The mine operators often left behind open tunnels, shafts and piles of
radioactive waste. Federal inspectors knew of the hazards but seldom
intervened. Meanwhile, Navajo cancer rates doubled and certain birth
defects increased.

Tuesday's hearing came almost 14 years after the House Natural
Resources Committee heard a plea from the tribe's frustrated
environment director for "speedy, thorough and permanent remediation
of all sites."

Rep. Thomas M. Davis III (R-Va.) called on agencies to "focus and
accelerate clean-up efforts," capping the 40 most dangerous open
mines, limiting groundwater contamination and conducting human-health
surveys.

Some House members were visibly displeased by some of the responses to
their questions. When EPA Regional Administrator Wayne Nastri said he
needed "time" to protect a Navajo community from a radioactive waste
pile abandoned 25 years ago, Rep.
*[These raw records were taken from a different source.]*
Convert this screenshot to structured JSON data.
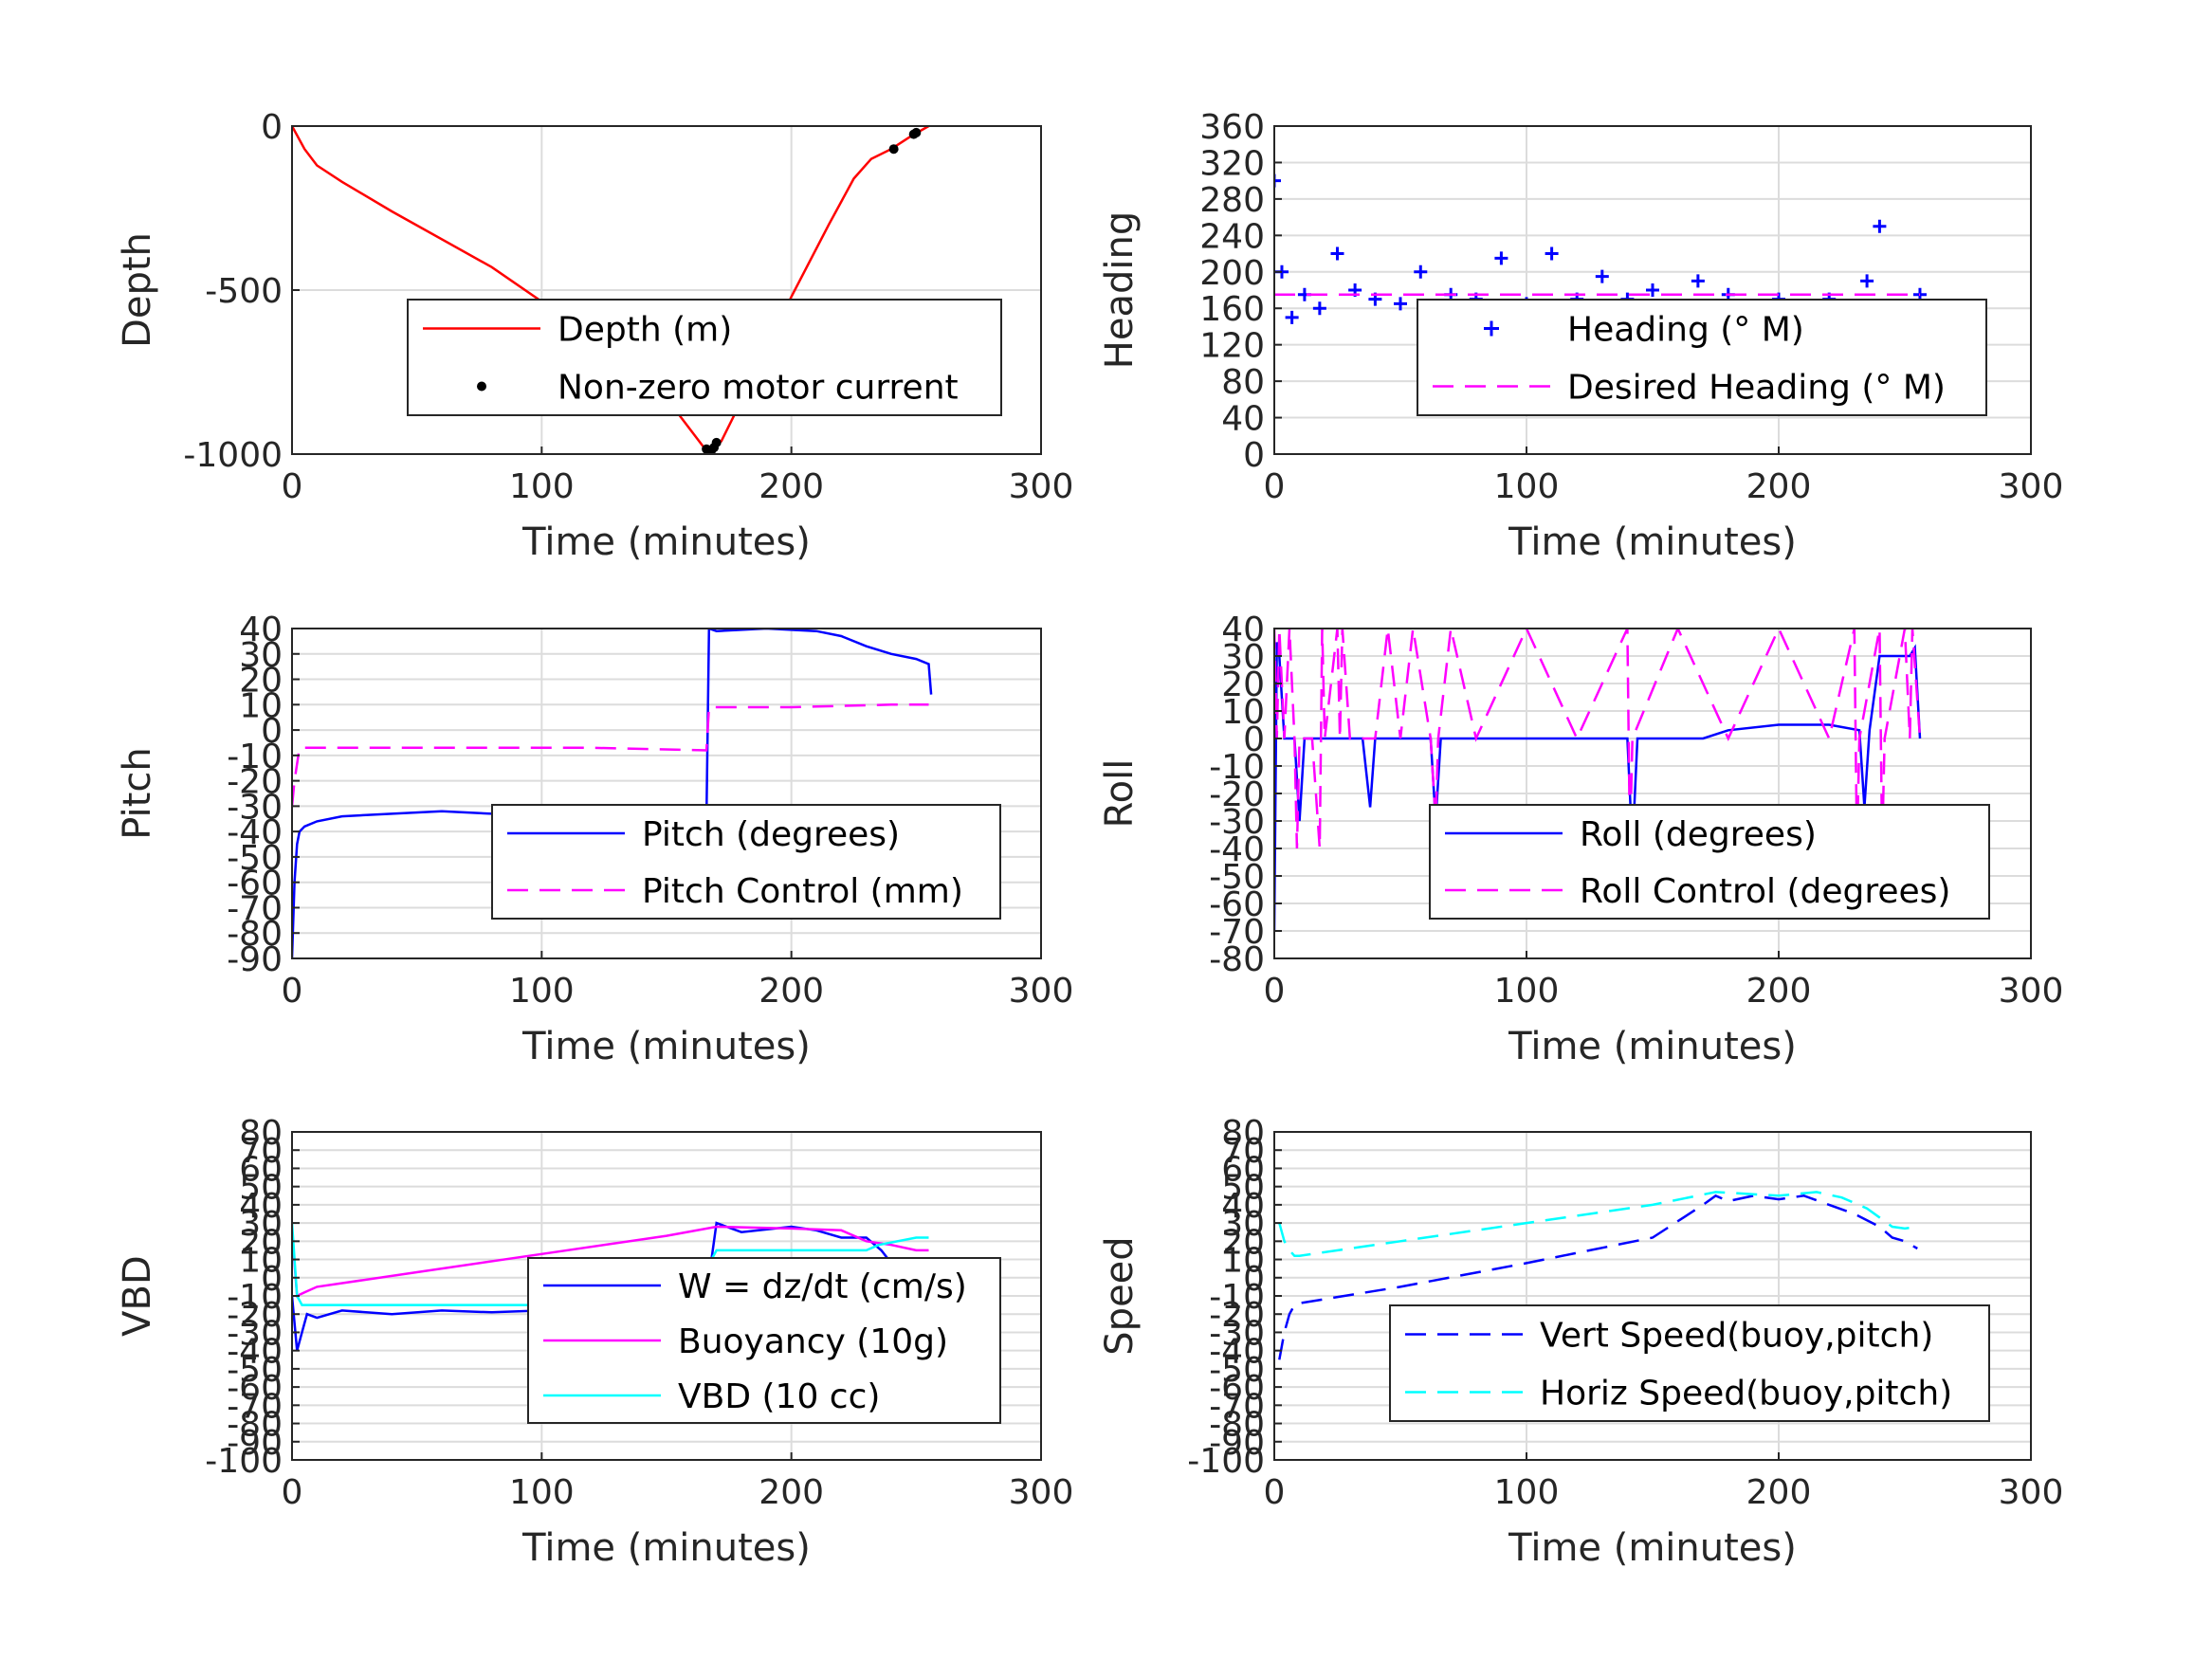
{
  "chart_data": [
    {
      "type": "line",
      "xlabel": "Time (minutes)",
      "ylabel": "Depth",
      "xlim": [
        0,
        300
      ],
      "ylim": [
        -1000,
        0
      ],
      "xticks": [
        "0",
        "100",
        "200",
        "300"
      ],
      "yticks": [
        "-1000",
        "-500",
        "0"
      ],
      "grid": true,
      "legend_position": "center-right",
      "series": [
        {
          "name": "Depth (m)",
          "style": "line",
          "color": "#ff0000",
          "x": [
            0,
            5,
            10,
            20,
            40,
            80,
            120,
            150,
            165,
            168,
            172,
            185,
            200,
            215,
            225,
            232,
            240,
            248,
            255
          ],
          "y": [
            0,
            -70,
            -120,
            -170,
            -260,
            -430,
            -640,
            -830,
            -980,
            -990,
            -960,
            -760,
            -520,
            -300,
            -160,
            -100,
            -70,
            -30,
            0
          ]
        },
        {
          "name": "Non-zero motor current",
          "style": "dot",
          "color": "#000000",
          "x": [
            166,
            167,
            168,
            169,
            170,
            241,
            249,
            250
          ],
          "y": [
            -985,
            -990,
            -988,
            -980,
            -965,
            -70,
            -25,
            -20
          ]
        }
      ]
    },
    {
      "type": "scatter",
      "xlabel": "Time (minutes)",
      "ylabel": "Heading",
      "xlim": [
        0,
        300
      ],
      "ylim": [
        0,
        360
      ],
      "xticks": [
        "0",
        "100",
        "200",
        "300"
      ],
      "yticks": [
        "0",
        "40",
        "80",
        "120",
        "160",
        "200",
        "240",
        "280",
        "320",
        "360"
      ],
      "grid": true,
      "legend_position": "lower-right",
      "series": [
        {
          "name": "Heading (° M)",
          "style": "plus",
          "color": "#0000ff",
          "x": [
            0,
            3,
            7,
            12,
            18,
            25,
            32,
            40,
            50,
            58,
            64,
            70,
            80,
            90,
            100,
            110,
            120,
            130,
            140,
            150,
            160,
            168,
            180,
            200,
            220,
            235,
            240,
            245,
            250,
            256
          ],
          "y": [
            300,
            200,
            150,
            175,
            160,
            220,
            180,
            170,
            165,
            200,
            130,
            175,
            170,
            215,
            165,
            220,
            170,
            195,
            170,
            180,
            160,
            190,
            175,
            170,
            170,
            190,
            250,
            100,
            150,
            175
          ]
        },
        {
          "name": "Desired Heading (° M)",
          "style": "dash",
          "color": "#ff00ff",
          "x": [
            0,
            256
          ],
          "y": [
            175,
            175
          ]
        }
      ]
    },
    {
      "type": "line",
      "xlabel": "Time (minutes)",
      "ylabel": "Pitch",
      "xlim": [
        0,
        300
      ],
      "ylim": [
        -90,
        40
      ],
      "xticks": [
        "0",
        "100",
        "200",
        "300"
      ],
      "yticks": [
        "-90",
        "-80",
        "-70",
        "-60",
        "-50",
        "-40",
        "-30",
        "-20",
        "-10",
        "0",
        "10",
        "20",
        "30",
        "40"
      ],
      "grid": true,
      "legend_position": "lower-right",
      "series": [
        {
          "name": "Pitch (degrees)",
          "style": "line",
          "color": "#0000ff",
          "x": [
            0,
            1,
            2,
            3,
            5,
            10,
            20,
            40,
            60,
            80,
            100,
            120,
            140,
            160,
            166,
            167,
            170,
            190,
            210,
            220,
            230,
            240,
            250,
            255,
            256
          ],
          "y": [
            -90,
            -60,
            -45,
            -40,
            -38,
            -36,
            -34,
            -33,
            -32,
            -33,
            -32,
            -32,
            -33,
            -33,
            -35,
            40,
            39,
            40,
            39,
            37,
            33,
            30,
            28,
            26,
            14
          ]
        },
        {
          "name": "Pitch Control (mm)",
          "style": "dash",
          "color": "#ff00ff",
          "x": [
            0,
            1,
            3,
            10,
            60,
            120,
            166,
            167,
            169,
            200,
            240,
            255
          ],
          "y": [
            -30,
            -20,
            -7,
            -7,
            -7,
            -7,
            -8,
            9,
            9,
            9,
            10,
            10
          ]
        }
      ]
    },
    {
      "type": "line",
      "xlabel": "Time (minutes)",
      "ylabel": "Roll",
      "xlim": [
        0,
        300
      ],
      "ylim": [
        -80,
        40
      ],
      "xticks": [
        "0",
        "100",
        "200",
        "300"
      ],
      "yticks": [
        "-80",
        "-70",
        "-60",
        "-50",
        "-40",
        "-30",
        "-20",
        "-10",
        "0",
        "10",
        "20",
        "30",
        "40"
      ],
      "grid": true,
      "legend_position": "lower-right",
      "series": [
        {
          "name": "Roll (degrees)",
          "style": "line",
          "color": "#0000ff",
          "x": [
            0,
            1,
            2,
            4,
            8,
            10,
            12,
            20,
            35,
            38,
            40,
            50,
            62,
            64,
            66,
            80,
            100,
            140,
            142,
            144,
            160,
            170,
            180,
            200,
            220,
            232,
            234,
            236,
            240,
            245,
            252,
            254,
            256
          ],
          "y": [
            -70,
            35,
            30,
            0,
            0,
            -30,
            0,
            0,
            0,
            -25,
            0,
            0,
            0,
            -30,
            0,
            0,
            0,
            0,
            -40,
            0,
            0,
            0,
            3,
            5,
            5,
            3,
            -25,
            3,
            30,
            30,
            30,
            33,
            0
          ]
        },
        {
          "name": "Roll Control (degrees)",
          "style": "dash",
          "color": "#ff00ff",
          "x": [
            0,
            1,
            2,
            4,
            6,
            8,
            9,
            10,
            15,
            18,
            19,
            20,
            25,
            26,
            27,
            30,
            40,
            45,
            50,
            55,
            62,
            64,
            65,
            70,
            80,
            100,
            120,
            140,
            141,
            142,
            160,
            180,
            200,
            220,
            230,
            231,
            232,
            240,
            241,
            242,
            250,
            252,
            253,
            256
          ],
          "y": [
            40,
            0,
            40,
            0,
            40,
            0,
            -40,
            0,
            0,
            -40,
            40,
            0,
            40,
            0,
            40,
            0,
            0,
            40,
            0,
            40,
            0,
            -30,
            0,
            40,
            0,
            40,
            0,
            40,
            -40,
            0,
            40,
            0,
            40,
            0,
            40,
            -40,
            0,
            40,
            -40,
            0,
            40,
            0,
            40,
            0
          ]
        }
      ]
    },
    {
      "type": "line",
      "xlabel": "Time (minutes)",
      "ylabel": "VBD",
      "xlim": [
        0,
        300
      ],
      "ylim": [
        -100,
        80
      ],
      "xticks": [
        "0",
        "100",
        "200",
        "300"
      ],
      "yticks": [
        "-100",
        "-90",
        "-80",
        "-70",
        "-60",
        "-50",
        "-40",
        "-30",
        "-20",
        "-10",
        "0",
        "10",
        "20",
        "30",
        "40",
        "50",
        "60",
        "70",
        "80"
      ],
      "grid": true,
      "legend_position": "lower-right",
      "series": [
        {
          "name": "W = dz/dt (cm/s)",
          "style": "line",
          "color": "#0000ff",
          "x": [
            0,
            2,
            4,
            6,
            10,
            20,
            40,
            60,
            80,
            100,
            120,
            140,
            160,
            166,
            168,
            170,
            180,
            200,
            210,
            220,
            230,
            236,
            240,
            245,
            250,
            255
          ],
          "y": [
            -10,
            -40,
            -30,
            -20,
            -22,
            -18,
            -20,
            -18,
            -19,
            -18,
            -18,
            -16,
            -14,
            -10,
            10,
            30,
            25,
            28,
            26,
            22,
            22,
            15,
            8,
            2,
            5,
            10
          ]
        },
        {
          "name": "Buoyancy (10g)",
          "style": "line",
          "color": "#ff00ff",
          "x": [
            0,
            2,
            5,
            10,
            50,
            100,
            150,
            170,
            200,
            220,
            230,
            240,
            250,
            255
          ],
          "y": [
            25,
            -10,
            -8,
            -5,
            3,
            13,
            23,
            28,
            27,
            26,
            20,
            18,
            15,
            15
          ]
        },
        {
          "name": "VBD (10 cc)",
          "style": "line",
          "color": "#00ffff",
          "x": [
            0,
            2,
            4,
            6,
            100,
            150,
            166,
            168,
            170,
            230,
            235,
            250,
            255
          ],
          "y": [
            30,
            -10,
            -15,
            -15,
            -15,
            -15,
            -15,
            10,
            15,
            15,
            18,
            22,
            22
          ]
        }
      ]
    },
    {
      "type": "line",
      "xlabel": "Time (minutes)",
      "ylabel": "Speed",
      "xlim": [
        0,
        300
      ],
      "ylim": [
        -100,
        80
      ],
      "xticks": [
        "0",
        "100",
        "200",
        "300"
      ],
      "yticks": [
        "-100",
        "-90",
        "-80",
        "-70",
        "-60",
        "-50",
        "-40",
        "-30",
        "-20",
        "-10",
        "0",
        "10",
        "20",
        "30",
        "40",
        "50",
        "60",
        "70",
        "80"
      ],
      "grid": true,
      "legend_position": "lower-right",
      "series": [
        {
          "name": "Vert Speed(buoy,pitch)",
          "style": "dash",
          "color": "#0000ff",
          "x": [
            2,
            4,
            6,
            8,
            10,
            50,
            100,
            150,
            170,
            175,
            180,
            190,
            200,
            210,
            220,
            230,
            240,
            245,
            250,
            255
          ],
          "y": [
            -45,
            -30,
            -20,
            -15,
            -14,
            -5,
            8,
            22,
            40,
            45,
            42,
            45,
            43,
            45,
            40,
            35,
            28,
            22,
            20,
            16
          ]
        },
        {
          "name": "Horiz Speed(buoy,pitch)",
          "style": "dash",
          "color": "#00ffff",
          "x": [
            2,
            4,
            6,
            8,
            10,
            50,
            100,
            150,
            175,
            200,
            215,
            225,
            235,
            240,
            245,
            250,
            255
          ],
          "y": [
            30,
            20,
            15,
            12,
            12,
            20,
            30,
            40,
            47,
            45,
            47,
            44,
            38,
            33,
            28,
            27,
            28
          ]
        }
      ]
    }
  ]
}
Elijah E. Cummings (D-Md.) snapped:
"Time passes, Mr. Nastri. People get sick. They get bone cancer, they
get leukemia while we wait."

Rep. Tom Udall (D-N.M.) asked BIA Director Jerry Gidner if he believed
that the United States had fulfilled its pledge to protect the
Navajos' welfare.

"That's hard to say," Gidner answered.

"Hard to say?" Udall said. "I would think that you'd be outraged."